Cathulhu est sorti en 2014. Pourquoi est-ce que je vous en parle maintenant ? Eh bien, ce truc dormait depuis des années sur mon étagère à cthulhus. Je ne l’en ai extrait qu’en apprenant que Golden Goblin Press allait lancer un Kickstarter pour un recueil de scénarios Cathulhu, doublé d’une anthologie de nouvelles d’horreur mettant des chats en valeur (respectivement intitulés Tails of Valor et Tails of Terror). Comme j’aime bien ce que fait Oscar Rios, je me suis dit que ça valait le coup d’y jeter un œil avant de backer… et voilà comment MM. les corbeaux gagnent un billet sur des chats.
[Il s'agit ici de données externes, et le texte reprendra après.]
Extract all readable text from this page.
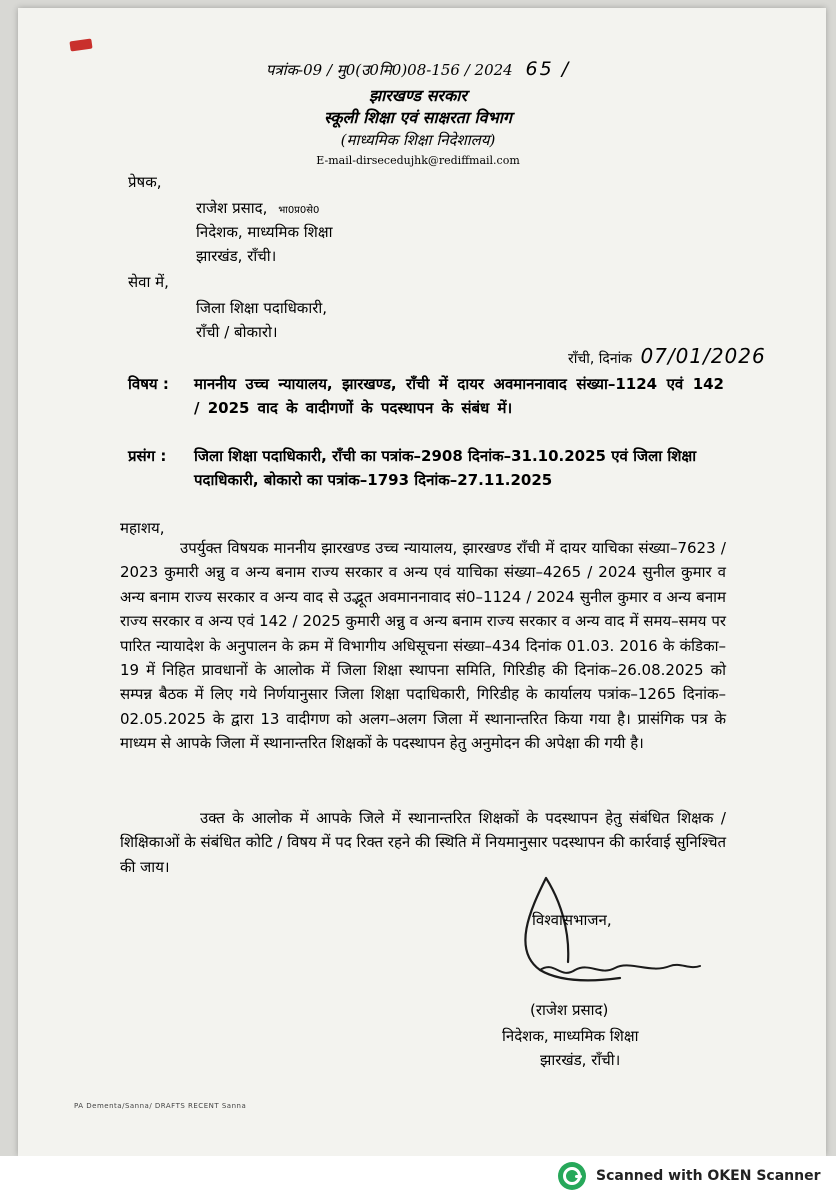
पत्रांक-09 / मु0(उ0मि0)08-156 / 2024 65 /
झारखण्ड सरकार
स्कूली शिक्षा एवं साक्षरता विभाग
(माध्यमिक शिक्षा निदेशालय)
E-mail-dirsecedujhk@rediffmail.com
प्रेषक,
राजेश प्रसाद, भा0प्र0से0
निदेशक, माध्यमिक शिक्षा
झारखंड, राँची।
सेवा में,
जिला शिक्षा पदाधिकारी,
राँची / बोकारो।
राँची, दिनांक 07/01/2026
विषय : माननीय उच्च न्यायालय, झारखण्ड, राँची में दायर अवमाननावाद संख्या–1124 एवं 142 / 2025 वाद के वादीगणों के पदस्थापन के संबंध में।
प्रसंग : जिला शिक्षा पदाधिकारी, राँची का पत्रांक–2908 दिनांक–31.10.2025 एवं जिला शिक्षा पदाधिकारी, बोकारो का पत्रांक–1793 दिनांक–27.11.2025
महाशय,
उपर्युक्त विषयक माननीय झारखण्ड उच्च न्यायालय, झारखण्ड राँची में दायर याचिका संख्या–7623 / 2023 कुमारी अन्नु व अन्य बनाम राज्य सरकार व अन्य एवं याचिका संख्या–4265 / 2024 सुनील कुमार व अन्य बनाम राज्य सरकार व अन्य वाद से उद्भूत अवमाननावाद सं0–1124 / 2024 सुनील कुमार व अन्य बनाम राज्य सरकार व अन्य एवं 142 / 2025 कुमारी अन्नु व अन्य बनाम राज्य सरकार व अन्य वाद में समय–समय पर पारित न्यायादेश के अनुपालन के क्रम में विभागीय अधिसूचना संख्या–434 दिनांक 01.03. 2016 के कंडिका–19 में निहित प्रावधानों के आलोक में जिला शिक्षा स्थापना समिति, गिरिडीह की दिनांक–26.08.2025 को सम्पन्न बैठक में लिए गये निर्णयानुसार जिला शिक्षा पदाधिकारी, गिरिडीह के कार्यालय पत्रांक–1265 दिनांक–02.05.2025 के द्वारा 13 वादीगण को अलग–अलग जिला में स्थानान्तरित किया गया है। प्रासंगिक पत्र के माध्यम से आपके जिला में स्थानान्तरित शिक्षकों के पदस्थापन हेतु अनुमोदन की अपेक्षा की गयी है।
उक्त के आलोक में आपके जिले में स्थानान्तरित शिक्षकों के पदस्थापन हेतु संबंधित शिक्षक / शिक्षिकाओं के संबंधित कोटि / विषय में पद रिक्त रहने की स्थिति में नियमानुसार पदस्थापन की कार्रवाई सुनिश्चित की जाय।
विश्वासभाजन,
(राजेश प्रसाद)
निदेशक, माध्यमिक शिक्षा
झारखंड, राँची।
PA Dementa/Sanna/ DRAFTS RECENT Sanna
Scanned with OKEN Scanner
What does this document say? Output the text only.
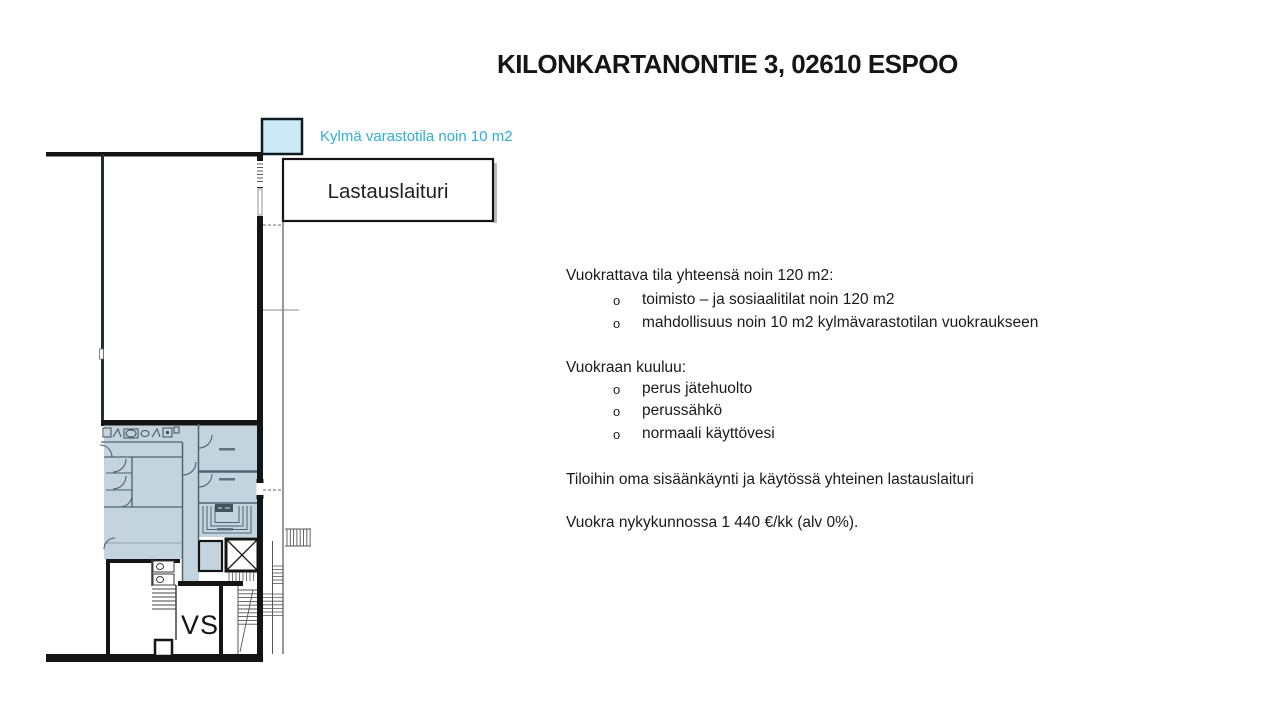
KILONKARTANONTIE 3, 02610 ESPOO
Lastauslaituri
Kylmä varastotila noin 10 m2
VS
Vuokrattava tila yhteensä noin 120 m2:
o toimisto – ja sosiaalitilat noin 120 m2
o mahdollisuus noin 10 m2 kylmävarastotilan vuokraukseen
Vuokraan kuuluu:
o perus jätehuolto
o perussähkö
o normaali käyttövesi
Tiloihin oma sisäänkäynti ja käytössä yhteinen lastauslaituri
Vuokra nykykunnossa 1 440 €/kk (alv 0%).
Un supplément en anglais publié par Sixtystone Press, disponible sur DriveThruRPG. Prix entre 9 et 17 € selon le format (pdf, papier ou les deux).



[1]Hercule Poirot ne compte pas. Il est humain, bien que Belge.
[2]Et ce n’est déjà pas mal pour un truc qui a commencé sa carrière comme quelques pages de délire dans un fanzine.
[3]Pour la 6eédition, mais bon, multiplier les valeurs données par 5 est à la portée du premier gouttière venu.
[4]Mais qui sont capables d’ouvrir des boîtes de thon, eux.
[5]J’ai réussi à le placer ! Bon, en même temps, ce n’était pas si dur… je caserai « cochléophobe » dans un prochain billet, c’est déjà un peu plus ardu.